IN DEFENCE OF IMAGES
Being a photographer myself, I believe — as you might expect — that the photographic medium is a very special and significant one. At its most complex, it brings together time, place, and narrative to diffuse objective information via a subjective gaze. That said, I hope you’ll excuse my saying that I sometimes feel exhausted by the presence of images — well, the sheer number of them that surround us, anyway.
The contemporary image, now liberated from the frame, has been thrust into the digital uncertainty. Best understood as a collection of easily accessible binary digits, this unconstrained digital macrocosm is comprised of billions of pixels organized within millions of images, stored across multiple platforms. They demand immediate acknowledgement but are rarely focused on for a sustained amount of time.
And it’s this lack of attention that potentially evaporates the photograph’s merit. In a world overwhelmed by an exponential flood of images, it’s no wonder that the unsettling question, ‘but is the image a photograph?’ continues to be posed by some, almost two centuries since the very first photograph was taken.
With contemporary photography having less to do with aesthetic creations and more to do with intellectual and emotional responses, it’s becoming increasingly clear that we don’t have any firm idea as to what the fine-art photograph is supposed to look like, anyway. The challenge, instead, is in defining what drives the image: why it was made, what it means, and the social or cultural conversations it participates in.
In this issue, our regular columnist Kaye Davis discusses Lisa Saad’s The Anonymous Man series — the work awarded Australian Institute of Professional Photography’s (AIPP) most controversial award of 2016, the Australian Professional Photographer of the Year.
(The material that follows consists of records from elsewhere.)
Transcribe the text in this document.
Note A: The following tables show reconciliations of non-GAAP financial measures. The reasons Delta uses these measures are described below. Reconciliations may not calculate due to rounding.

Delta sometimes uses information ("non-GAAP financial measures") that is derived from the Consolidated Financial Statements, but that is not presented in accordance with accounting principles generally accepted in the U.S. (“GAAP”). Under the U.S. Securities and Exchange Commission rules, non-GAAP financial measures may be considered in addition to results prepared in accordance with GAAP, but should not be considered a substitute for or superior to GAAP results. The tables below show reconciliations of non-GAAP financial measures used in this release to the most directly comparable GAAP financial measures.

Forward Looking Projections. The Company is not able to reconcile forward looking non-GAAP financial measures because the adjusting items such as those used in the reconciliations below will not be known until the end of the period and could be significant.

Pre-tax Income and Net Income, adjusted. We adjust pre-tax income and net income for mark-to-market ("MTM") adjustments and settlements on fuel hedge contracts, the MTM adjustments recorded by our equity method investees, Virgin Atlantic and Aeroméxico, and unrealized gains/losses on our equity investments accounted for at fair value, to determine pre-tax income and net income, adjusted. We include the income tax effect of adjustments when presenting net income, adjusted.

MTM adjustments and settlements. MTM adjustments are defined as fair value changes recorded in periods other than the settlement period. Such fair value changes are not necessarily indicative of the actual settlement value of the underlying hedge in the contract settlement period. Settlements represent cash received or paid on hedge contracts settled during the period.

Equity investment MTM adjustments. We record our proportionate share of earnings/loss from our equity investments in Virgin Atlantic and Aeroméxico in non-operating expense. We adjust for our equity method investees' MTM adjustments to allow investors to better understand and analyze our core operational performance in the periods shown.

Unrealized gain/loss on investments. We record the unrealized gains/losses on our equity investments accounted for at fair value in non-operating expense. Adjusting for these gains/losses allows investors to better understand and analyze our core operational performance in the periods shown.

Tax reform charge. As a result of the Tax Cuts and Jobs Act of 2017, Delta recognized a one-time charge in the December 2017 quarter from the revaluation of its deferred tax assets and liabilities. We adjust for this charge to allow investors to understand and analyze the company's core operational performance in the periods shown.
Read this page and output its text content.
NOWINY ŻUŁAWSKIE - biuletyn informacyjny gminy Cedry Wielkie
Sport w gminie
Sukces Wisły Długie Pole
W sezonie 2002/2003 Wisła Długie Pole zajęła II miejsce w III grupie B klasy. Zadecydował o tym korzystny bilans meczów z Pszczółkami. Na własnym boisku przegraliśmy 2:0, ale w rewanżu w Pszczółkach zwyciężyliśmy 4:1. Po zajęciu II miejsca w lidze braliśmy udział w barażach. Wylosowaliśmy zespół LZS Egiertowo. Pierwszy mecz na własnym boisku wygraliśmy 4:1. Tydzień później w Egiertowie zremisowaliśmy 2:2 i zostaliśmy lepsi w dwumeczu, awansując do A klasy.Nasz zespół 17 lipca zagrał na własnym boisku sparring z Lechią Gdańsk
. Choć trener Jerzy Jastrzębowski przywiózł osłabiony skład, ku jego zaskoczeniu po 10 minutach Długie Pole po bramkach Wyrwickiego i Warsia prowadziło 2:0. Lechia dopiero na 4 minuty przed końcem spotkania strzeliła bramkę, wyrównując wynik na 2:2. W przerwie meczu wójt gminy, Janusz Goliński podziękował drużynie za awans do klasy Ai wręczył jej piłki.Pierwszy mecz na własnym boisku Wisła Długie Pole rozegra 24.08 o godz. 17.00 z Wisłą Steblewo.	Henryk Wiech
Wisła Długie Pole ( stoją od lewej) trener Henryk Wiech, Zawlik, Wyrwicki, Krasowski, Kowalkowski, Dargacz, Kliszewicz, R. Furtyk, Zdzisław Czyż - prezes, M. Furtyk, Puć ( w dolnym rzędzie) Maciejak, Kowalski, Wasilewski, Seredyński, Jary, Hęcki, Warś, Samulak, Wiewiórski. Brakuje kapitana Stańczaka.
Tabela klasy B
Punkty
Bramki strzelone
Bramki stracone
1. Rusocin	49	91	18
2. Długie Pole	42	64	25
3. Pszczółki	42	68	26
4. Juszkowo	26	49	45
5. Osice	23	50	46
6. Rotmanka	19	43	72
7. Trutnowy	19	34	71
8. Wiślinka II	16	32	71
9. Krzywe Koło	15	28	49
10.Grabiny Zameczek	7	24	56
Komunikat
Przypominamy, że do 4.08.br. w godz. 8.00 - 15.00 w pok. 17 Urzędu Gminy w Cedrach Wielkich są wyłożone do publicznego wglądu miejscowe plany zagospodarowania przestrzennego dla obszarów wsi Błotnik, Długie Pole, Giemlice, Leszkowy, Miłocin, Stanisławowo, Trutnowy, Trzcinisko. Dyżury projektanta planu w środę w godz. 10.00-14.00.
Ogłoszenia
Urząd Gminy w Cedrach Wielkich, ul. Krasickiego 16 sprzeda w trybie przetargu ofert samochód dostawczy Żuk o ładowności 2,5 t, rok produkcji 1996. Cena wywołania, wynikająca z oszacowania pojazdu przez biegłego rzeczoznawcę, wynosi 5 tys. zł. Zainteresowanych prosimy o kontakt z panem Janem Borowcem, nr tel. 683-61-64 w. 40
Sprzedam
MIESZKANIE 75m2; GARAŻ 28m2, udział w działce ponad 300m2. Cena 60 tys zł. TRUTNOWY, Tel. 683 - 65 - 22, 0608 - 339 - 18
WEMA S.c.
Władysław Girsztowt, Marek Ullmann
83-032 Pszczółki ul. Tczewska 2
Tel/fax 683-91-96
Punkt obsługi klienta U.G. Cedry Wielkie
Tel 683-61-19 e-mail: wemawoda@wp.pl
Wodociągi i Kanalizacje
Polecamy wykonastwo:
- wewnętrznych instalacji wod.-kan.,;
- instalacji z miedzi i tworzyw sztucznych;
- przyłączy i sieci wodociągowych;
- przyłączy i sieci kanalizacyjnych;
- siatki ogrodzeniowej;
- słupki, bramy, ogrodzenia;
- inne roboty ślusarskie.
The series of composite images appeared to tease the boundaries of art and design, leading landscape photographer Ken Duncan to label the awards as “hijacked by manipulators”, among other things.
Another perspective, Ken: rather than adhering to the traditional photo-making process, Lisa’s process is in the service of ideas. Though made up of more than one exposure, each composite is the singular execution of the artist’s vision — and such a vision can be deeply compelling when carried out with conviction.